Aku langsung berdiri dan menjabat tangannya. “Devan mana, Mas?” tanyaku mengalihkan pembicaraan agar pembahasan tentang kepulanganku, tidak berlanjut. Mas Haris mengatakan Devan ada di kamarnya. Aku minta izin untuk menemuinya, dan Mas Haris mengingatkan bahwa Devan “anak kami”. Sungguh, aku merasa buruk mendengar itu. Aku bukan ibu yang baik.    
“Ibu?” Devan terkejut saat melihatku di ambang pintu kamarnya. “Ibu, Ibu datang?” Dia segera turun dari tempat tidur, dan langsung mendaratkan pelukan ke tubuhku. Sesaat, kudengar isakannya. Aku langsung mendekap kepalanya yang tepat mencapai bahuku. Oh, anak lelakiku sudah setinggi ini. “I-Ibu ke mana saja?” Dia bertanya di antara tangisnya. Pertanyaan itu membuatku tergugu, hingga akhirnya aku ikut menangis. “Bu, jangan pergi lagi, ya? Devan rindu sama Ibu.”

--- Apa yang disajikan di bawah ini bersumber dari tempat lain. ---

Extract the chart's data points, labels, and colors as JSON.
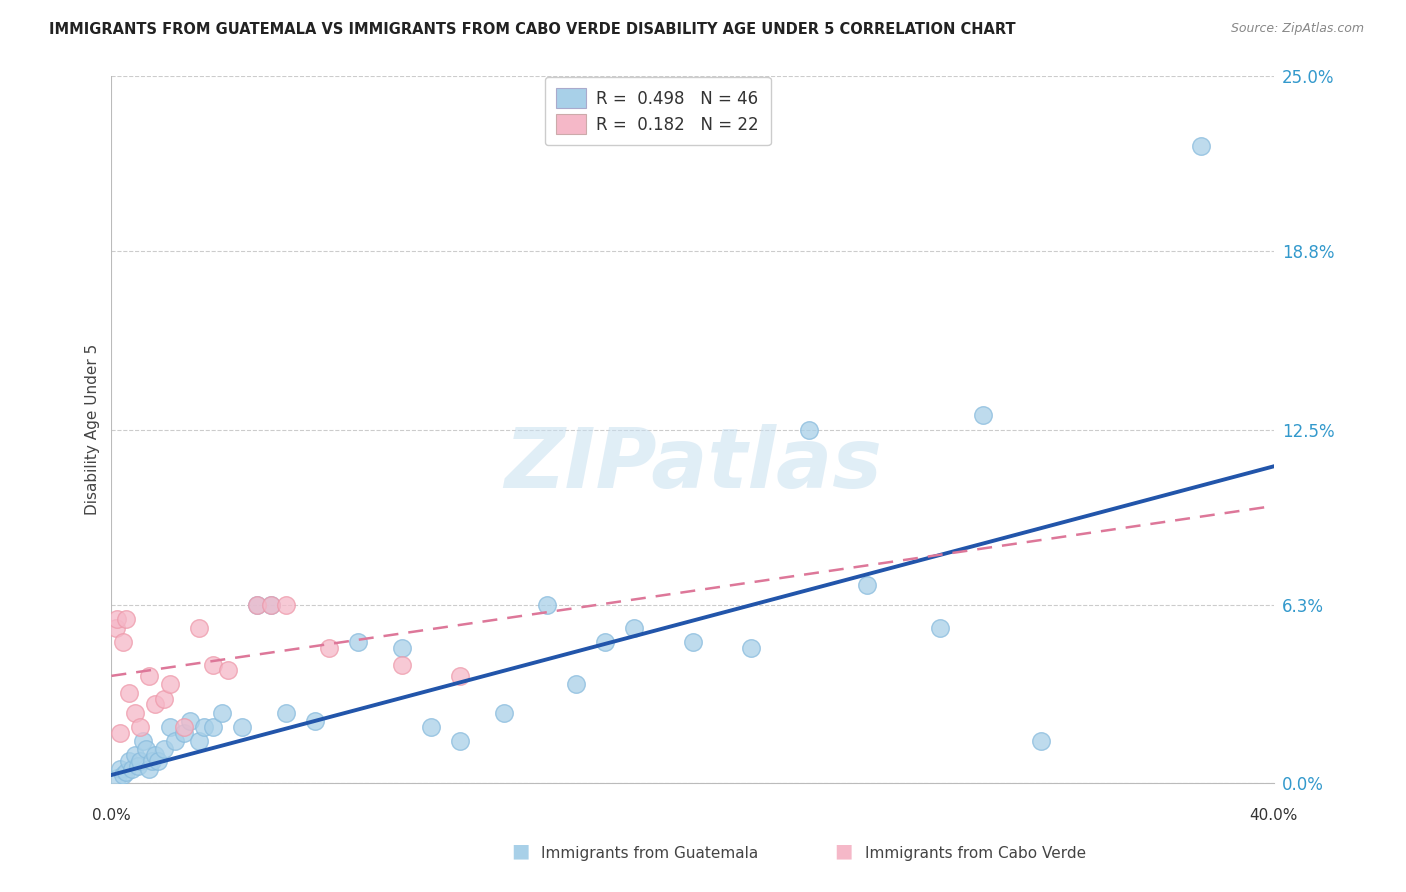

Oh, apa yang sudah kuperbuat selama tiga tahun ini? Aku pergi tanpa pernah memikirkan perasaan anakku. “Iya, Nak, kita akan selalu sama-sama.”
“Sama Ayah juga,” sahutnya seraya melepas pelukan. Tidak, Nak. Tidak bisa. Aku mengusap-usap rambutnya. Ibu banyak salah sama ayahmu.
●●●
“Kamu di mana, Rin?” Suara di seberang terdengar geram. Setelah mengabaikan tiga deringan, akhirnya telepon ini kuangkat. Dan, sesuai dugaanku, peneleponku marah besar. “Kenapa pergi dari rumah, ha? Dasar tidak tahu diri!”
“Kamu sudah menceraikanku, Lex.” Aku mengingatkannya. “Tinggal daftar di pengadilan, ‘kan? Jadi, siapa yang mau menggugat? Kamu? Aku?”
“Tidak ada gugatan!” tukas Alex tajam. Aku mengatur napas karena kaget. “Aku masih menginginkanmu, Airin.” Suara Alex kini terdengar lebih bersahabat, aku mulai bernapas lega. “Ayo, pulanglah, nanti kukenalkan sama perempuan yang bersamaku di hotel beberapa hari lalu. Rencananya, dia akan kujadikan istri kedua.”
“Kamu gila, Lex!” Aku sontak berteriak. “Kamu mau menikah lagi? Kamu pikir aku mau dimadu?”
Alex di seberang tertawa. “Kupikir memang seperti itu, Perempuan Matre. Kamu tahu, ‘kan, apa yang akan terjadi kalau kamu bercerai denganku? Kemiskinan! Aku tidak akan membiarkanmu memiliki sepeser pun dari kekayaanku.”
Aku terpaku memandangi lantai tehel di kamar Devan yang sempit ini. “Kenapa diam?” Alex kembali berujar. “Oh, perlu waktu berpikir, ya? Baiklah, dua kali dua puluh empat jam untuk istri seksi sepertimu. Tapi, aku yakin kamu akan kembali ke pelukanku.”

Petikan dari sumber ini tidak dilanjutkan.